Just a few day ago, sitting across from one of my therapy patients, a former opioid addict now 10 years in to recovery, I was reminded, in the midst of all of the bad news about the opioid overdose epidemic, that if the same level of determination that fuels an addict’s pathological pursuit of opioids can easily be channeled in to recovering from the devastating impact of addiction, a life can easily be transformed – and even the sickest of addicts can easily be restored to health. This patient, that experienced a severe sports-related back injury in his early 20s and underwent two surgeries to repair the damage, was handed handfuls of prescriptions for opioids to hunt his seemingly unending pain after surgery. He tried them all – Vicodin, Norco, Fentanyl and Darvocet – and when they failed, he began supplementing them along with Oxycontin he bought on the street. After mixing opioids along with downers, he overdosed, Simply two days prior to his scheduled qualifying exams for graduate school.

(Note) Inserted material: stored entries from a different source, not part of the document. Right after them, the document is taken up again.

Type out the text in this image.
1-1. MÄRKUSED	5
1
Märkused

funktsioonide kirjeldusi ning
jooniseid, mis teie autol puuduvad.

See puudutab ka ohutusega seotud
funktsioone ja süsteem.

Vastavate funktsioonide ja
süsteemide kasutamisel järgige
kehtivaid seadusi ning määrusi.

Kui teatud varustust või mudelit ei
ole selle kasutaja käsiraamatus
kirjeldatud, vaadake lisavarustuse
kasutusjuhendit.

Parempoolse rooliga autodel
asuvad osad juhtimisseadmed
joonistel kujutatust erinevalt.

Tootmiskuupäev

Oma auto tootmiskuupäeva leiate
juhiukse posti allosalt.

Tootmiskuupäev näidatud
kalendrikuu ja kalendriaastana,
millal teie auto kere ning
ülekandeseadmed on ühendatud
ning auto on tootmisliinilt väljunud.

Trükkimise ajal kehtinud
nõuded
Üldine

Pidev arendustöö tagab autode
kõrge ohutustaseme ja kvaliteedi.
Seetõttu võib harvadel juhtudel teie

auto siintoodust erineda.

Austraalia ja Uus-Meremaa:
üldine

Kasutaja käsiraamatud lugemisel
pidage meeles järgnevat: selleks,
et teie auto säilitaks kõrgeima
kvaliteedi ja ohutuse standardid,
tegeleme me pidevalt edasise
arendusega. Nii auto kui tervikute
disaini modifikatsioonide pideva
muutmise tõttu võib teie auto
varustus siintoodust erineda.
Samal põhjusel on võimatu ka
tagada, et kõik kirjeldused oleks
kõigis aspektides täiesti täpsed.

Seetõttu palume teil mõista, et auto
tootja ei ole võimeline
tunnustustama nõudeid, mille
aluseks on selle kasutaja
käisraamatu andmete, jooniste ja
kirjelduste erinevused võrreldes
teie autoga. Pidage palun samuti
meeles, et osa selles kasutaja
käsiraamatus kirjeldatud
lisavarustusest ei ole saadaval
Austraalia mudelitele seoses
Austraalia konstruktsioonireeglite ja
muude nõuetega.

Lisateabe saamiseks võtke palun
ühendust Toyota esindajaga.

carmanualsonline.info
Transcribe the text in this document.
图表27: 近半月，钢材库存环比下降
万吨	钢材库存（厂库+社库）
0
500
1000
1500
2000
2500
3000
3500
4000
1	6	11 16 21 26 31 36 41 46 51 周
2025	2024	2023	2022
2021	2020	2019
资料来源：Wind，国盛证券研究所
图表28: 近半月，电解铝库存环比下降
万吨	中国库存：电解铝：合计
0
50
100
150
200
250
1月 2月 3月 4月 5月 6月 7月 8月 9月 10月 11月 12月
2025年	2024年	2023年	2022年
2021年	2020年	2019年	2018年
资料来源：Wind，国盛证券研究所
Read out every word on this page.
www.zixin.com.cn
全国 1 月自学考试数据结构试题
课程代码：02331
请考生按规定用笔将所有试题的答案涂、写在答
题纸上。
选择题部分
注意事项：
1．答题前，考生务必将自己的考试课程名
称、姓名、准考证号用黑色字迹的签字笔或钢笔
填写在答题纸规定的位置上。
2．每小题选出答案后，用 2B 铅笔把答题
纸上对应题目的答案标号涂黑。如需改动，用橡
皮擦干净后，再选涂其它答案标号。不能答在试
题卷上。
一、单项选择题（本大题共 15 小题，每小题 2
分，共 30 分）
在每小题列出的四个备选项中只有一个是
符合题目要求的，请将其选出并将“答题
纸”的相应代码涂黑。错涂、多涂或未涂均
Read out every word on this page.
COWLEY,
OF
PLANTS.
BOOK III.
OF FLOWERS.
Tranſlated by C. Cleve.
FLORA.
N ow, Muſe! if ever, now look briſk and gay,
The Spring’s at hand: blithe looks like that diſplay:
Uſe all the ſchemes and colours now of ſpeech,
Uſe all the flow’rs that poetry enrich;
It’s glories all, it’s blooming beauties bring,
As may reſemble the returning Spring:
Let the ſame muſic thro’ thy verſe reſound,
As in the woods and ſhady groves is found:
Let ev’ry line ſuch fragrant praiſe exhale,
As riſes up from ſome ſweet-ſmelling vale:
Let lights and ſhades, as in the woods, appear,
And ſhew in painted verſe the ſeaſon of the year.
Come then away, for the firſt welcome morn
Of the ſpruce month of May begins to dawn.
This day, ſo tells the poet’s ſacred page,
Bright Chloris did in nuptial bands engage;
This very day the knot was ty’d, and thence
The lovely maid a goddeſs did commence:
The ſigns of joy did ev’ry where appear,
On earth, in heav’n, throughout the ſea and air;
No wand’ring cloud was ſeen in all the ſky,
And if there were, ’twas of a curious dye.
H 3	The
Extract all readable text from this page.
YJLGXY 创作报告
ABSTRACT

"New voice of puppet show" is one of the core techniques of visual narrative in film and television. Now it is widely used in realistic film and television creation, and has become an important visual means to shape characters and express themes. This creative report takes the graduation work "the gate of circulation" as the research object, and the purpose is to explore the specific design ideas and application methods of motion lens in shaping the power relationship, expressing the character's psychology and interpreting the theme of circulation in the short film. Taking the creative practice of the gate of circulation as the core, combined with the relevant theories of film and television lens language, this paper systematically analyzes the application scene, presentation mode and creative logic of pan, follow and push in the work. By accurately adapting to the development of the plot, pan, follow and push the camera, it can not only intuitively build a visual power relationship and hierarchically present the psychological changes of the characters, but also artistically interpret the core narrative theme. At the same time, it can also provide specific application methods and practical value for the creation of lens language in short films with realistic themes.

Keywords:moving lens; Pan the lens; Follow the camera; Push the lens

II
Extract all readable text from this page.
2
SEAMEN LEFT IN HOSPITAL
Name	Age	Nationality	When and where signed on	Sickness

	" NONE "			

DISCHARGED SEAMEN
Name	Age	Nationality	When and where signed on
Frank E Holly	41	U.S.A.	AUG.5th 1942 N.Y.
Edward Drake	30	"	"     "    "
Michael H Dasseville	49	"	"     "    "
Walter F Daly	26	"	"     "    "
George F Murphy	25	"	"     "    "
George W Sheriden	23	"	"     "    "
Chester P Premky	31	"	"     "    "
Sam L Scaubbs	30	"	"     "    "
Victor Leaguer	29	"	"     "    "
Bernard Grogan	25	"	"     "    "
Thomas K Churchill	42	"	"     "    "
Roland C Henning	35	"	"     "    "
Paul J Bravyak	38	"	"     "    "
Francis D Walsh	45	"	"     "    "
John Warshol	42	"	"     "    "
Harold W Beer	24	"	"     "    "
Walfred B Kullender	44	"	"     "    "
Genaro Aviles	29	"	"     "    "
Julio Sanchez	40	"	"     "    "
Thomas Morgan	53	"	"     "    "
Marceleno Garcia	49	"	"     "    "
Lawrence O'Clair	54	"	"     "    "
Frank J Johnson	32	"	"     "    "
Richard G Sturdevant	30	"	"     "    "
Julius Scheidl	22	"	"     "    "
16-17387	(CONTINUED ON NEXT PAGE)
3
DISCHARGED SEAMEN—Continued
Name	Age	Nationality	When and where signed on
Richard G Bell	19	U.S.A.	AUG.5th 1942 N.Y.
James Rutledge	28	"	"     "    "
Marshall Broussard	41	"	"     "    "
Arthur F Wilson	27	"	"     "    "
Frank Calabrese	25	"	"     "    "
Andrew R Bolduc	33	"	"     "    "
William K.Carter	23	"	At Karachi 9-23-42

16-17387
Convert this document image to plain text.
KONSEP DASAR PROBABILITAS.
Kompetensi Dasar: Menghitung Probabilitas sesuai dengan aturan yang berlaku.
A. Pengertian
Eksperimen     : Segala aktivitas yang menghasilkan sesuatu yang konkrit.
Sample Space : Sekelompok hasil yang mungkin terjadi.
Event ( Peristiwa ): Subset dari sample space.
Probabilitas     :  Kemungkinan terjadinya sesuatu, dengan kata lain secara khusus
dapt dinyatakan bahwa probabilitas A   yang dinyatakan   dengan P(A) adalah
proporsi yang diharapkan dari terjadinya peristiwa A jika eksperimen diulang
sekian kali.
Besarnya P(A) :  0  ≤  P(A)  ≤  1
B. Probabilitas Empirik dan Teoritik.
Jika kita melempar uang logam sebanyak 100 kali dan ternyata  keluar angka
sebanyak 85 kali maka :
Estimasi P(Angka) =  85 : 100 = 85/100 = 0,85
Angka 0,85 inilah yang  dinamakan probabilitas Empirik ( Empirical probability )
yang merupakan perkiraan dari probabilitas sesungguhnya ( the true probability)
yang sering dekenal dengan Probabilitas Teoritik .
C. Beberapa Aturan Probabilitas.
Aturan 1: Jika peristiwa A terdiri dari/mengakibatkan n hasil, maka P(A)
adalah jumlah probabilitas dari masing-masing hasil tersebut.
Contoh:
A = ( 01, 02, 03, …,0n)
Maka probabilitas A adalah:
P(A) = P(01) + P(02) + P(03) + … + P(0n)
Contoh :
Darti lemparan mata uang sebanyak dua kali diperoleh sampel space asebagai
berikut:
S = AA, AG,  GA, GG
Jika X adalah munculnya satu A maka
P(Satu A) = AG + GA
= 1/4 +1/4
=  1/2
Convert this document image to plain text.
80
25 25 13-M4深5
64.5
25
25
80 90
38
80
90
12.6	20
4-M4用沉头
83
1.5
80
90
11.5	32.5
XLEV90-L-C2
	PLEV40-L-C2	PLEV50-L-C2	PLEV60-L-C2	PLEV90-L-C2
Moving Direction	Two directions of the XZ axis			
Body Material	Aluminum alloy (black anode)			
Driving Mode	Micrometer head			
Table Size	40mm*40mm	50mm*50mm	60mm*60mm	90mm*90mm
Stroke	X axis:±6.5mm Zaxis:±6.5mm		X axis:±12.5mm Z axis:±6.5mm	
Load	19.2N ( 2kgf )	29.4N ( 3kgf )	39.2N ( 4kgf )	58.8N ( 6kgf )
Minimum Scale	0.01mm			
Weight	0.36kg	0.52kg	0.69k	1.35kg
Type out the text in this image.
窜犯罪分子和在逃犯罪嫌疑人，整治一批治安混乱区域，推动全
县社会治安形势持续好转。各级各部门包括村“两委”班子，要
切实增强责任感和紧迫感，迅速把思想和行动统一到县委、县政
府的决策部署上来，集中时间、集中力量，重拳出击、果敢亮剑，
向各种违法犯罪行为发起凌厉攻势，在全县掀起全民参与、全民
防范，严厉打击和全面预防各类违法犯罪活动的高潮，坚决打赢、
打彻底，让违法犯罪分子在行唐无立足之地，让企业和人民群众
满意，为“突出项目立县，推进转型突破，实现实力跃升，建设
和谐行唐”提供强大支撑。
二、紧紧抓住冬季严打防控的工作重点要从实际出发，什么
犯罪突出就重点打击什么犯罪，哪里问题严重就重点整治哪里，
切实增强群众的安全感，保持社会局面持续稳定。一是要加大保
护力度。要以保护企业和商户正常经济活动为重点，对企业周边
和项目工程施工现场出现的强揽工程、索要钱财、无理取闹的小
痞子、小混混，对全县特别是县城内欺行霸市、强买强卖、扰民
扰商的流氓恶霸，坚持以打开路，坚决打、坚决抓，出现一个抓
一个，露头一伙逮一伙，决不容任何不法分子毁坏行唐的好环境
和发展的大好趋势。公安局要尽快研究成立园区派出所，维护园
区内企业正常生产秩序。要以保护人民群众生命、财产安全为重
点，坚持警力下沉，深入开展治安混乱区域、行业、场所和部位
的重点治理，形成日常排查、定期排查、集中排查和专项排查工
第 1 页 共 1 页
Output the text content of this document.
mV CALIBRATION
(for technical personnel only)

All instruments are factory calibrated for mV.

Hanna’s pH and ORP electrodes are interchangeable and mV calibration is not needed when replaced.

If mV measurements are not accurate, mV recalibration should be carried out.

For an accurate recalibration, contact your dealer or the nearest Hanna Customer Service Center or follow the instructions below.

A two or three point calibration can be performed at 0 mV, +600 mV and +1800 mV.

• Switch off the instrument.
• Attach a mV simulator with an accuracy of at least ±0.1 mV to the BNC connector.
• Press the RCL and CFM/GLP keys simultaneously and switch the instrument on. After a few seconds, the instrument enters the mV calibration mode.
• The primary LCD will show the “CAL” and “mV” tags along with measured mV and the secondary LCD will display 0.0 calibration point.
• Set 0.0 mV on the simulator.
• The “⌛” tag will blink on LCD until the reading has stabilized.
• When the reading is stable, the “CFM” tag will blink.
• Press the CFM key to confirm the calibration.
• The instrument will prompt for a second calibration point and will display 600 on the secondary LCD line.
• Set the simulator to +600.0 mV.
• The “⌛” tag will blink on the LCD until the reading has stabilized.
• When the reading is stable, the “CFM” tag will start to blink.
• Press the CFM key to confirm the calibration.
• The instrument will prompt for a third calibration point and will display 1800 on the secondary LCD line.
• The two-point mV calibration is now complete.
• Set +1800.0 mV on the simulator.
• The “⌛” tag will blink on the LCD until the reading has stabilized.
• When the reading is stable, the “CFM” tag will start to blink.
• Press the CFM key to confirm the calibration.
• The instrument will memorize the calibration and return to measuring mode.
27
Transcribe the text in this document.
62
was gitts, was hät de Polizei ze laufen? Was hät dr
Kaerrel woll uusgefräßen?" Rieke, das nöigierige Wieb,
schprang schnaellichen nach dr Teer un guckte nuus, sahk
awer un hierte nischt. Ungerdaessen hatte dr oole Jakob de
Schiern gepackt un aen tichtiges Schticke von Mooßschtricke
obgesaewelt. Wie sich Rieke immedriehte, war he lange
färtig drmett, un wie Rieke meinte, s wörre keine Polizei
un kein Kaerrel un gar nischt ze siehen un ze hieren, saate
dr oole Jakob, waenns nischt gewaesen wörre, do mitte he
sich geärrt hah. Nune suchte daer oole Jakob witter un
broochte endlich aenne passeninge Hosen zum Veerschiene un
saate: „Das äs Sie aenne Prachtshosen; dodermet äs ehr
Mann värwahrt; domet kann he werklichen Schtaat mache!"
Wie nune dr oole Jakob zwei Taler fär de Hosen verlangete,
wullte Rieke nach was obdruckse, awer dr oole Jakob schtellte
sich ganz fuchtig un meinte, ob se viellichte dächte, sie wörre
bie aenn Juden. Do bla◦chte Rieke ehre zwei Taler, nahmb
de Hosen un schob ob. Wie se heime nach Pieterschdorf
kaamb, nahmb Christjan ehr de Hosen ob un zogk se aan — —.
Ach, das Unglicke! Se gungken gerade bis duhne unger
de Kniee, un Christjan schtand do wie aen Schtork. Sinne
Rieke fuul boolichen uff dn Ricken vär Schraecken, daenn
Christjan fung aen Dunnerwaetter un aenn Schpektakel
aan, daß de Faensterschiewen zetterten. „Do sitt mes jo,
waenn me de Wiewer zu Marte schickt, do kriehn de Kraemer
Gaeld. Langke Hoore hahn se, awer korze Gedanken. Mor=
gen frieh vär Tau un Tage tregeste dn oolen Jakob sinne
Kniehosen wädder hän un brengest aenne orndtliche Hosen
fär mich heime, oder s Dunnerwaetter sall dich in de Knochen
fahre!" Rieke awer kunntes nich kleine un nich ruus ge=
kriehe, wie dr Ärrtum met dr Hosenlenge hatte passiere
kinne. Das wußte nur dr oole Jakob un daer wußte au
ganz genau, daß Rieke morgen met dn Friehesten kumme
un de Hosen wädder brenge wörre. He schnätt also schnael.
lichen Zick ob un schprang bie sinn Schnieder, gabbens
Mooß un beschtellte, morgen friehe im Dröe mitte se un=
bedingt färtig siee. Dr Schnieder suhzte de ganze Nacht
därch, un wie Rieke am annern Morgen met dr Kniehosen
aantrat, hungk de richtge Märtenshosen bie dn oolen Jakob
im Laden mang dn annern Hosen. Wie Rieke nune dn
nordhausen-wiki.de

Having survived the overdose, along with recovery or death as his remaining choices, he seized control over his life, seeking out treatment along with a medicine known as suboxone for his opioid addiction. Various other healthy and balanced behaviors and choices followed, including a couple stints in inpatient rehab, treatment by a psychiatrist, involvement in self-assistance groups and outpatient therapy. Recovery has actually not been easy, and he continues to job at it, however the payoff has actually been well worth the struggle. Now, a decade later, along with a doctoral degree, a stable job, a wife he loves and plans to start a family, no one would certainly ever guess that he is a former painkiller addict.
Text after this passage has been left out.